Would he be able to handle the pressure of driving for Formula 1‘s most historic team after just one season of Formula 1 competition?
1997 champion Jacques Villeneuve even stated that putting a “young cub” alongside Vettel would cause the 32-year-old German to “destroy” him and try to “eat him alive”. He added that the situation “will end in tears”.
The first-year Ferrari driver has established himself as the team’s clear top driver, and there is little to no doubt about it.
Ferrari didn’t hire him to play second fiddle to Vettel, and that was clear in the season’s second race. Had this been the case, they’d have stuck with Raikkonen. They hired a guy who could step right up and win races right away for the Prancing Horse.
Leclerc proved that he was the man for the job, dominating the Bahrain Grand Prix. Unfortunately for him, an engine issue turned a 10-second victory into a third place finish, and the whole first half of the 2019 season turned into damage control for him and Ferrari.
Leclerc, still winless through 33 career races and 12 at Ferrari, took the pole position for the former alongside Vettel on the front row in second place. Vettel’s win drought, meanwhile, had exceeded a full year by this point, with his most recent victory coming late last August in the Belgian Grand Prix.
Leclerc went on to secure the first victory of his career after staving off a late charge from Mercedes-AMG Petronas Motorsport’s Lewis Hamilton.
Perhaps most notable about how Leclerc won this race was the fact that Ferrari had Vettel on a different tire strategy and ended up utilizing him in an attempt to hold Hamilton up. In fact, Ferrari ordered him to let Leclerc pass him at one point, and he had to settle for fourth place.

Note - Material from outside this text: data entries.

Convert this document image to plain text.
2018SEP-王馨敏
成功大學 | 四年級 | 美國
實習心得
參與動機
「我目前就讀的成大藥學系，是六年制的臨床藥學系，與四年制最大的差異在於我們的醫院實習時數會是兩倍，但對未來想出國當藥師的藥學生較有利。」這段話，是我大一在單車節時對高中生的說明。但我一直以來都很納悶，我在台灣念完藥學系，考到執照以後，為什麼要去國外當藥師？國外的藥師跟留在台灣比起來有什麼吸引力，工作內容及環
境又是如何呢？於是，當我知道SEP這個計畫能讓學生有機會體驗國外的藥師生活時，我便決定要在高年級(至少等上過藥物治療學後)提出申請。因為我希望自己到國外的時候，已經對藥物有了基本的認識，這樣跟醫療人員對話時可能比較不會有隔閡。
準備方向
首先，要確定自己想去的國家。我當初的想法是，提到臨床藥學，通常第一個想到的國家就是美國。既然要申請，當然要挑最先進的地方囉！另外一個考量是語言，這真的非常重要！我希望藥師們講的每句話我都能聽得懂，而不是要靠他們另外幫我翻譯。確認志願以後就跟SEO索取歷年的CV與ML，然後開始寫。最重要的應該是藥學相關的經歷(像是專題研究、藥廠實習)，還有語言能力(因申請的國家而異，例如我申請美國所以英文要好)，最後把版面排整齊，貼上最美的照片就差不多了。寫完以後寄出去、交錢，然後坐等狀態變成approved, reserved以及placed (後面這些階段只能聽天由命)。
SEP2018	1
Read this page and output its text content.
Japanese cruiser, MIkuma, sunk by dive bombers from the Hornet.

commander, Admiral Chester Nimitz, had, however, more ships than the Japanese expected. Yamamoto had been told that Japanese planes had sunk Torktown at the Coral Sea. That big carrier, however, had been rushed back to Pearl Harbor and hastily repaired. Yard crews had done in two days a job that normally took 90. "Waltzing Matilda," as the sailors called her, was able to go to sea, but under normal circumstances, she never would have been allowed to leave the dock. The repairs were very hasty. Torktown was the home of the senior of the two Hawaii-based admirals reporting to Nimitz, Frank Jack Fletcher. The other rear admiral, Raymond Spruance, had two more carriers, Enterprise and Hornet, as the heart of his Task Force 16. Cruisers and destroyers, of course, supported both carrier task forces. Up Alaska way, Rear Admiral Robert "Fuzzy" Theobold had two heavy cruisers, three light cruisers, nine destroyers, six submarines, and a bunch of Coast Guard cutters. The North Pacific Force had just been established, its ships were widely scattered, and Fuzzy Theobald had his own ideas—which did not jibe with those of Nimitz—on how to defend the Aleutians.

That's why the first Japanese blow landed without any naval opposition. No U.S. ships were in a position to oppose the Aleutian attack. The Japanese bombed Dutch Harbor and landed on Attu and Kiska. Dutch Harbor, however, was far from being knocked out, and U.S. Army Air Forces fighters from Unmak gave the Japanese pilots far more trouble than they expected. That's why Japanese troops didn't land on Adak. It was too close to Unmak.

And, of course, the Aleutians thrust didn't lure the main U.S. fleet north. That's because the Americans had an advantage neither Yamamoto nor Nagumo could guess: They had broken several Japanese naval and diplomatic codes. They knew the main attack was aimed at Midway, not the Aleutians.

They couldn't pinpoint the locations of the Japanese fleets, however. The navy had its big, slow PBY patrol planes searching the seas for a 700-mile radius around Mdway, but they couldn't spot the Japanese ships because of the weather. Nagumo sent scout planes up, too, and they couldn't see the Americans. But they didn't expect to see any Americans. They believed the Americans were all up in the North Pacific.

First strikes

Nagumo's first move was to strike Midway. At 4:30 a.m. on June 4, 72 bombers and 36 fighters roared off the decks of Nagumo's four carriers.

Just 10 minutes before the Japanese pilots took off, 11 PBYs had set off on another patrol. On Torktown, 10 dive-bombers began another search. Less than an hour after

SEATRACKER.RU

Six days later, Leclerc took the pole position for the Italian Grand Prix, marking the seventh consecutive race for which he outqualified Vettel, and the next day, he ended Ferrari’s longest ever win drought in their home race at Autodromo Nazionale Monza.
Leclerc did it in his first try, and he did it in extra impressive fashion, fending off Mercedes teammates Hamilton and Valtteri Bottas on opposite strategies since Vettel had spun out early and caused a collision upon his unsafe reentry onto the track, marking yet another unforced error on an ever-growing list from recent seasons.
He ended up finishing one lap off the lead lap in 13th place, and he was never a factor in terms of helping Leclerc or fighting for a good result himself.
In a span of just one week, Leclerc secured twice as many victories as Raikkonen did during his five-year stint at Ferrari prior to his departure. During this same two-race span, meanwhile, Vettel’s average finish was 8.50 and included just one top 12 finish with no podium results.
Two things we that were told by the skeptics would not be the case with Leclerc at Ferrari.
Two things that could not have possibly been proven more false.
There is little if any doubt about it; Charles Leclerc is the top driver at Ferrari, and at this rate, it’s beginning to look like it’s not even close. His talent shows it, and Ferrari’s tactics are justifiably starting to as well. Unfortunately for Sebastian Vettel, the way he has been driving also shows it.